Camino Day 3: Micah Navarro, Orange Location Auxiliary
“We walk for four hours a day for several miles, and there is little respite for a contemplative moment. During the walk, I’m 100% focused on our malade and trying to make the journey for him as comfortable as possible. Whether it’s pulling the cart while fixated on the ground in front of me to make sure his ride is as smooth as possible or walking beside the cart to keep pace, it is tough to keep your personal goals and aspirations for the trip in focus. Our malade must always come first.”
Camino Day 4: Karen McClintock, DM and Team Captain
“After twenty years in the Order, multiple pilgrimages to Lourdes and Guadalupe, and local service in Los Angeles, I watch with fascination as our colleagues demonstrate respect and compassion on a level I’ve never seen. No matter the disability, I’ve watched them care for our lords in a matter that takes my breath away. I’ve shed many a tear as I watch them minister to our malade guests with indescribable tenderness and pure love.”
Camino Day 5: Scott Lukens, KM
“Our walk continued through the fog passing small streams and then to a hiking trail that took us to an albergue tucked in the woods. The ancient house and barn were remarkable for the quantity of hodgepodge decorations adorning them: a potted plant painted like a frog, another a cow, a collection of a dozen rubber duckies, just to name a few. No flat space wasted. Here, we enjoyed local desserts and fresh tomatoes before continuing on our journey.”
Camino Day 6: Andrew D’Ambrosio, KM
“With Santiago so close, the interior quietness sharpens while the exterior signs of pilgrims past and present grow. There are more pilgrims on the Camino now. The Way is not our own anymore….The monument is a twenty-foot high Cross with crucified Christ on one side and Mary holding infant Jesus on the other.
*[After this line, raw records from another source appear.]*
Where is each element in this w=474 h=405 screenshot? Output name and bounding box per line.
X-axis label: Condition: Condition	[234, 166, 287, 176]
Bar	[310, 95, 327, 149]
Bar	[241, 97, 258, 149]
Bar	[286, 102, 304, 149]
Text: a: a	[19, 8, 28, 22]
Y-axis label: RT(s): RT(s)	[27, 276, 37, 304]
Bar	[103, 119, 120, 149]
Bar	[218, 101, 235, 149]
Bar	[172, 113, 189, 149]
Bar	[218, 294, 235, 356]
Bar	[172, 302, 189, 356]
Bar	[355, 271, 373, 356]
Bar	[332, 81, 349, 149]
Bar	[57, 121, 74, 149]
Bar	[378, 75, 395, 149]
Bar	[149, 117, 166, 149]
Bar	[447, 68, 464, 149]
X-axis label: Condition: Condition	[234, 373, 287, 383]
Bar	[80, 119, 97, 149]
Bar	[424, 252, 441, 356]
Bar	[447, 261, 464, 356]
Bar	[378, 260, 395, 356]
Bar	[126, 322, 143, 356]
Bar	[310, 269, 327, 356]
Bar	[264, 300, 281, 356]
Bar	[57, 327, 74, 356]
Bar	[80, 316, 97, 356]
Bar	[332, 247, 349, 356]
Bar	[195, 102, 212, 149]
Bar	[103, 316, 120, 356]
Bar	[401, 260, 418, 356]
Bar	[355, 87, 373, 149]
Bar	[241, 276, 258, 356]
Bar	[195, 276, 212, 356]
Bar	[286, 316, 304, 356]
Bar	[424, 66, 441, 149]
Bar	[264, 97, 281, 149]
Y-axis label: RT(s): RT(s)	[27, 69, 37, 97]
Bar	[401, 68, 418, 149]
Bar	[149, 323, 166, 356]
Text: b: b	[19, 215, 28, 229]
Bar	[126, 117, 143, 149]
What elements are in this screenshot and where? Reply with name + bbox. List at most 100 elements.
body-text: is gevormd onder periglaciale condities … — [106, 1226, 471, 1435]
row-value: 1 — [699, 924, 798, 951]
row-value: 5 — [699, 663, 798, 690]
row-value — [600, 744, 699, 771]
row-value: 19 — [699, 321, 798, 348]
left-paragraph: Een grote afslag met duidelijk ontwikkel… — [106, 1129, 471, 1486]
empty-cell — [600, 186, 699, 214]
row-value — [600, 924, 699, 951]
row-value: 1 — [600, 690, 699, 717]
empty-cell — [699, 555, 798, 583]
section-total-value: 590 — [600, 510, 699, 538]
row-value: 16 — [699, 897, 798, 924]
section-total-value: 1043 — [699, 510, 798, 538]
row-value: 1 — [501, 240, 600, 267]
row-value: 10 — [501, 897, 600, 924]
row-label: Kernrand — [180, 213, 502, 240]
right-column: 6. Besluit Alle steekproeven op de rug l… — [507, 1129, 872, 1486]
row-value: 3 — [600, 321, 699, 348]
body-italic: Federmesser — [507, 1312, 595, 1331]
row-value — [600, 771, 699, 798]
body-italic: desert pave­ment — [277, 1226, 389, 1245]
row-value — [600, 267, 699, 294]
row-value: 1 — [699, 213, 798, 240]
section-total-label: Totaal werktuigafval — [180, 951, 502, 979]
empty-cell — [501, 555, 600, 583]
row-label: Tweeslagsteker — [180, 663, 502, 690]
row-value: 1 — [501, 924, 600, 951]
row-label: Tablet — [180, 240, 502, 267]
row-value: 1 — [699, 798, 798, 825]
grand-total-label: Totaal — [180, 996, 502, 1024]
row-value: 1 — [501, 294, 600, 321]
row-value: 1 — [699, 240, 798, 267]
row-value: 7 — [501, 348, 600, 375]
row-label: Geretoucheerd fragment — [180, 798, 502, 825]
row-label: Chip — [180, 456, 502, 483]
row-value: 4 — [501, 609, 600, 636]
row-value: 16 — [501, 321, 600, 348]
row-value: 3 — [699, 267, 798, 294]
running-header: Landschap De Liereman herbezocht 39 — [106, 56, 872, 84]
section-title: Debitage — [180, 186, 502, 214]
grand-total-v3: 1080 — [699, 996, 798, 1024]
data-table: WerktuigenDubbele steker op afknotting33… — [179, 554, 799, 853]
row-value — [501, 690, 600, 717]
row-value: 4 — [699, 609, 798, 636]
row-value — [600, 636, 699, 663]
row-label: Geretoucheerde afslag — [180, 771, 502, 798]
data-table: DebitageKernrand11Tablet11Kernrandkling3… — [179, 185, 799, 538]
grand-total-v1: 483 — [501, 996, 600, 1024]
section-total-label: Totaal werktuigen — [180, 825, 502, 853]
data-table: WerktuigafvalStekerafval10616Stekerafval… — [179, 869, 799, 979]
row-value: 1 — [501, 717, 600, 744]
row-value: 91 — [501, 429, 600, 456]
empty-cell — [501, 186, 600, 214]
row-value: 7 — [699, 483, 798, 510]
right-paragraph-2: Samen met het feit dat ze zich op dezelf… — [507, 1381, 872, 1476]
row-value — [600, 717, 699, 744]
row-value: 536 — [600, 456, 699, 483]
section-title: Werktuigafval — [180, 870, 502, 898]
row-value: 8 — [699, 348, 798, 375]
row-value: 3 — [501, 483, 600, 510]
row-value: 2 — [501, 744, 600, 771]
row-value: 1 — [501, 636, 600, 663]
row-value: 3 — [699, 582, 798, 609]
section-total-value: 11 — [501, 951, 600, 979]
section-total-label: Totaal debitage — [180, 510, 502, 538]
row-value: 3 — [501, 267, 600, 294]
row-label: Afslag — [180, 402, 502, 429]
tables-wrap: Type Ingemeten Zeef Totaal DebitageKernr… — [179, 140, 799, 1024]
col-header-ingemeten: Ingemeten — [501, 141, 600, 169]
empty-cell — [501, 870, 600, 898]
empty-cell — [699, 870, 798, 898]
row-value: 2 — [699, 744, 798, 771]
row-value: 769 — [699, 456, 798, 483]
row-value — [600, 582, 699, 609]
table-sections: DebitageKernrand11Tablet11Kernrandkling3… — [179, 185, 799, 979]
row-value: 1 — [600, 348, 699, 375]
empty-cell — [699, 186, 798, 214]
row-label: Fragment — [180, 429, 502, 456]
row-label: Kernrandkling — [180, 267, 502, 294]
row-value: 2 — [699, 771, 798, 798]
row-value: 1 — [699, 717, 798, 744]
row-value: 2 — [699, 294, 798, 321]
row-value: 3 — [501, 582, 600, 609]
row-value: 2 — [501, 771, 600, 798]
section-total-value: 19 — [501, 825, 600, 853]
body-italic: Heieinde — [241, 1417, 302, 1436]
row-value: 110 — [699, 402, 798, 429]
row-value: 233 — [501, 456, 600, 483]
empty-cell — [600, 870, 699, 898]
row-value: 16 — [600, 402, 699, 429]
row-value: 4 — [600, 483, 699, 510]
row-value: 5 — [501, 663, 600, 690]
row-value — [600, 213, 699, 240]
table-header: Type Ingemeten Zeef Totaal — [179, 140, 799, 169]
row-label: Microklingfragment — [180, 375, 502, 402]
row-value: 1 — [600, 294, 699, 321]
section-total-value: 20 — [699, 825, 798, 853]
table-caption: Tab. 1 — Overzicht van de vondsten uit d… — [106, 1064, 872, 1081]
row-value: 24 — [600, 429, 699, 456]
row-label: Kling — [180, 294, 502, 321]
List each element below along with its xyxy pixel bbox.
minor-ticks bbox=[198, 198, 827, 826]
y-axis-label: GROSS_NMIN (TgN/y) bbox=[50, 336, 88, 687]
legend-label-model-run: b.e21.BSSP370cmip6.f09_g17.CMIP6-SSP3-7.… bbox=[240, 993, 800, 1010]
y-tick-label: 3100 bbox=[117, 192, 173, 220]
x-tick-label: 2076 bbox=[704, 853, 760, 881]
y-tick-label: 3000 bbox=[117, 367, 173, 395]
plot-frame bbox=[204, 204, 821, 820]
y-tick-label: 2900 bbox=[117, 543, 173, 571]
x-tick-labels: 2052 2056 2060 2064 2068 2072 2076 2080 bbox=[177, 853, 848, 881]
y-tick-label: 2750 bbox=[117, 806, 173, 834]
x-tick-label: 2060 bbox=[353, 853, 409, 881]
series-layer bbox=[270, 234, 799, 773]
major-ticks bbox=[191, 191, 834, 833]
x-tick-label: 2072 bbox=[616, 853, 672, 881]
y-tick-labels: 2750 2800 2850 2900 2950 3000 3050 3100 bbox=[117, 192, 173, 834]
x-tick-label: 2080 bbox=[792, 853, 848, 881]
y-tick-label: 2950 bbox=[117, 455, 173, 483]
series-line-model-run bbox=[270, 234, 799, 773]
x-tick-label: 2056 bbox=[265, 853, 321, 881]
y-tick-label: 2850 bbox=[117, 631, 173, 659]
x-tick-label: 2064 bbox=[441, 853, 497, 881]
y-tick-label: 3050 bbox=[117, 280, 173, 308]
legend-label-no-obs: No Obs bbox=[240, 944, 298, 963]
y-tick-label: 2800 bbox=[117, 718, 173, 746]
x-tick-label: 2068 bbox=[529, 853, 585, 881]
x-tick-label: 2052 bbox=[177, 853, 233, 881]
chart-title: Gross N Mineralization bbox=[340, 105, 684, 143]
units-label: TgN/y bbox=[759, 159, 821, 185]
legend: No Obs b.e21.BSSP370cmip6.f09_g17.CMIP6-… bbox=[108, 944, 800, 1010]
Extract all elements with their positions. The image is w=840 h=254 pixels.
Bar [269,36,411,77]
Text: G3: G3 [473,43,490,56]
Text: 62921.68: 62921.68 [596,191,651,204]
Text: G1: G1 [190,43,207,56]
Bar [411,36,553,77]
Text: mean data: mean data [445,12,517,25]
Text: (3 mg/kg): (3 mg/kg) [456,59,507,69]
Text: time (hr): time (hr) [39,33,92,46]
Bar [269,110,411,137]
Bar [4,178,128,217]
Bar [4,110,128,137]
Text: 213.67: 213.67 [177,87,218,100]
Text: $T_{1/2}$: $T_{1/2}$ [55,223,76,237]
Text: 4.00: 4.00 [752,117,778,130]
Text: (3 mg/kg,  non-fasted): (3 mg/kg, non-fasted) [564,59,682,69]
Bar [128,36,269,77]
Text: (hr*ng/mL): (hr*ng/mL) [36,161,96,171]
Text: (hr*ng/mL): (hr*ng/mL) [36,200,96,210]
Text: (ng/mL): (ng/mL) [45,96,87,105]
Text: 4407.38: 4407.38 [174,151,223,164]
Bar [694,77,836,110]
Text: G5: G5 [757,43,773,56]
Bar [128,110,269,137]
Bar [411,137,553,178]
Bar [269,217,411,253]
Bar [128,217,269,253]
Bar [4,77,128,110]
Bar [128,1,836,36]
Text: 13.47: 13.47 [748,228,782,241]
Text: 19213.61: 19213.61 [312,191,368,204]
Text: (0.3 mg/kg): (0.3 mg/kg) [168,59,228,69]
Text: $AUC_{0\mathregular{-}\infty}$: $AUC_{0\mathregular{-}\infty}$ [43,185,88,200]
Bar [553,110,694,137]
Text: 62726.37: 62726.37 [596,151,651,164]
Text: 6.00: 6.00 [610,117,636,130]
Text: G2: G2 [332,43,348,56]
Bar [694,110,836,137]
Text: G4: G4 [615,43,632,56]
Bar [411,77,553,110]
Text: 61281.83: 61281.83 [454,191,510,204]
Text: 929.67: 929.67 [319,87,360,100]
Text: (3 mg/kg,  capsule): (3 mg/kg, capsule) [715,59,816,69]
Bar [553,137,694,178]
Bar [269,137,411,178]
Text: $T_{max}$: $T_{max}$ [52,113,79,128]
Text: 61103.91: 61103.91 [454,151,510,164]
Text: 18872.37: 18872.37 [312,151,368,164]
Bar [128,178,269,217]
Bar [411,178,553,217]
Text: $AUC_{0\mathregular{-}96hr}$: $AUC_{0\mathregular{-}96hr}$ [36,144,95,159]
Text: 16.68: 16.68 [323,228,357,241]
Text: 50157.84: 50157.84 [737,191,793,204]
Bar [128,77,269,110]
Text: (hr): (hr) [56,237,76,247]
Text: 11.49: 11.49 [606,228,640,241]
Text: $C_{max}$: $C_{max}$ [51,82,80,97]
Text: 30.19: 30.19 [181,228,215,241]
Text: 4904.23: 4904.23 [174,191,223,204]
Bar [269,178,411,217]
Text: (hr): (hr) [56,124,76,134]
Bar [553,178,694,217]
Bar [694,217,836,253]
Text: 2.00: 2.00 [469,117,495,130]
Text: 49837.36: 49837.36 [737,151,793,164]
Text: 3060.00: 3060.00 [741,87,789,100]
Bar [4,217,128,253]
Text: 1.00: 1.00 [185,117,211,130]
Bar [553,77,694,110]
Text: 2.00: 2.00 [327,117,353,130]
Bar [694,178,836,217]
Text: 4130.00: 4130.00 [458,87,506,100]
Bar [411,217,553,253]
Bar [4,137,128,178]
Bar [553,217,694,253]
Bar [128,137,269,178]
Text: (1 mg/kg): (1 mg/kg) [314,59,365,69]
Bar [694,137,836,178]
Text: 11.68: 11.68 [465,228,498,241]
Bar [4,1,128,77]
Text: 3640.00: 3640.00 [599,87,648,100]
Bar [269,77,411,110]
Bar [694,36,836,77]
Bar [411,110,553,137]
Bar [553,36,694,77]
It is a 17th century testament to those faithful who went before us. There are petitions and prayers as well as rocks and flowers at the base of the Cross -- symbols of our hope and trust in God.”
Last Day of the Camino: Richard Gardner, Guest
“I was very humbled by our Pilgrimage as I know all of us were. Each of us faced challenges in our lives. May we find comfort and confirmation in our faith by placing our love and trust in God’s hands as he will show us The Way. Thank you to all who made this journey and Pilgrimage possible for me.”